Why can't Django Channels Daphne use multi-threading to process request concurrently?


I am aware of Python's GIL and threading in Python isn't as easy as spawning a go routine in Go. However, it seems to me that Ruby was able to pull it off with Puma and Unicorn to achieve concurrency with multi-threading. My question is actually two-fold. My experience is limited to Django Channel's Daphne.

  1. Besides Daphne, what are the other choices of web server that is multi-threading like the puma and unicorn in Rails?

  2. From Daphne's documentation, I learned that parallelism is achieved by spawning new processes (workers)

    Because the work of running consumers is decoupled from the work of talking to HTTP, WebSocket and other client connections, you need to run a cluster of “worker servers” to do all the processing. Each server is single-threaded, so it’s recommended you run around one or two per core on each machine; it’s safe to run as many concurrent workers on the same machine as you like, as they don’t open any ports (all they do is talk to the channel backend).

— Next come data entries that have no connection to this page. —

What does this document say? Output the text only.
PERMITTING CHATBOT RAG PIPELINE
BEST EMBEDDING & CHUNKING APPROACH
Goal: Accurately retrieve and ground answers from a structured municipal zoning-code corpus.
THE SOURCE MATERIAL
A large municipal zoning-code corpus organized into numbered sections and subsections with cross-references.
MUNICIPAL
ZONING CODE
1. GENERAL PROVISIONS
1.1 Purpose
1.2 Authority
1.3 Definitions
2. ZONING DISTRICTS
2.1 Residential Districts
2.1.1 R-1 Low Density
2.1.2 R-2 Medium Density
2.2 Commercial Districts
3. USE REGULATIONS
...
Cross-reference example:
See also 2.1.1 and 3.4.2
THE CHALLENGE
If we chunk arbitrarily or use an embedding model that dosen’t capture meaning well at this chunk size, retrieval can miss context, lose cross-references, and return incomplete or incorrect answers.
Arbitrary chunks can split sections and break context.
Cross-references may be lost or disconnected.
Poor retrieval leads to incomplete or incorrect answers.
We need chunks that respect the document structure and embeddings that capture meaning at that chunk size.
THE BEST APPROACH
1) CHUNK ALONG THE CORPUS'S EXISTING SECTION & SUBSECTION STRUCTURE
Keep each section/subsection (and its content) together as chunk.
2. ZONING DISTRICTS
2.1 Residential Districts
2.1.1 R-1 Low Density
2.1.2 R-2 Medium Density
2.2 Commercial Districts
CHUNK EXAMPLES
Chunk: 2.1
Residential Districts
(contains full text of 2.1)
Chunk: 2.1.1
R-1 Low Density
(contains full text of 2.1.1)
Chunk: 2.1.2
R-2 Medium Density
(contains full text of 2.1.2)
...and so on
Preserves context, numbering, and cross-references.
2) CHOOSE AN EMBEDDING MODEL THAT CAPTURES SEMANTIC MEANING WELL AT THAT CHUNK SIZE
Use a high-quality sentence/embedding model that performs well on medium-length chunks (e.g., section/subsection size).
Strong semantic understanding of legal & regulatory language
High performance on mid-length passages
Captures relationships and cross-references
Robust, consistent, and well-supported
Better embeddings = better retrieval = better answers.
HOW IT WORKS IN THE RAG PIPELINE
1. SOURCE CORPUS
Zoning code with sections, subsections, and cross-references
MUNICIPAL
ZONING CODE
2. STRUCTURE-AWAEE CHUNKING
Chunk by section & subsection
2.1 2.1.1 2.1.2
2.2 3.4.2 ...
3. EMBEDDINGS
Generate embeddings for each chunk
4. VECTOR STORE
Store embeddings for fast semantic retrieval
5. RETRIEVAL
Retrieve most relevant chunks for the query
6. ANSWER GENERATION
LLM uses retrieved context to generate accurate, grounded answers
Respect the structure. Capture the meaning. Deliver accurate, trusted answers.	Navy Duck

As stated, each worker is single threaded. When it comes to I/O function call, the worker is blocked completely. My question is, why can't Daphne spawn multiple threads for each request. When one thread is blocked by I/O e.g. database access, CPU switches to execute another thread until the previous thread is unblocked. Similarly, Node.js is single-threaded but it does concurrency really well through non-blocking I/O. Why is it difficult to achieve the same feat. in Python? (besides the fact that it lacks a good event loop.)


Solution

  • Right now, uvicorn is the only alternative for daphne which suppports multi processing and is ready for production usage.

    $ pip install uvicorn
    
    $ uvicorn avilpage.asgi --workers 4
    

    This starts server with 4 workers.

    Since daphne/uvicorn use asyncio for multi tasking, I guess multi threading doesn't make sense.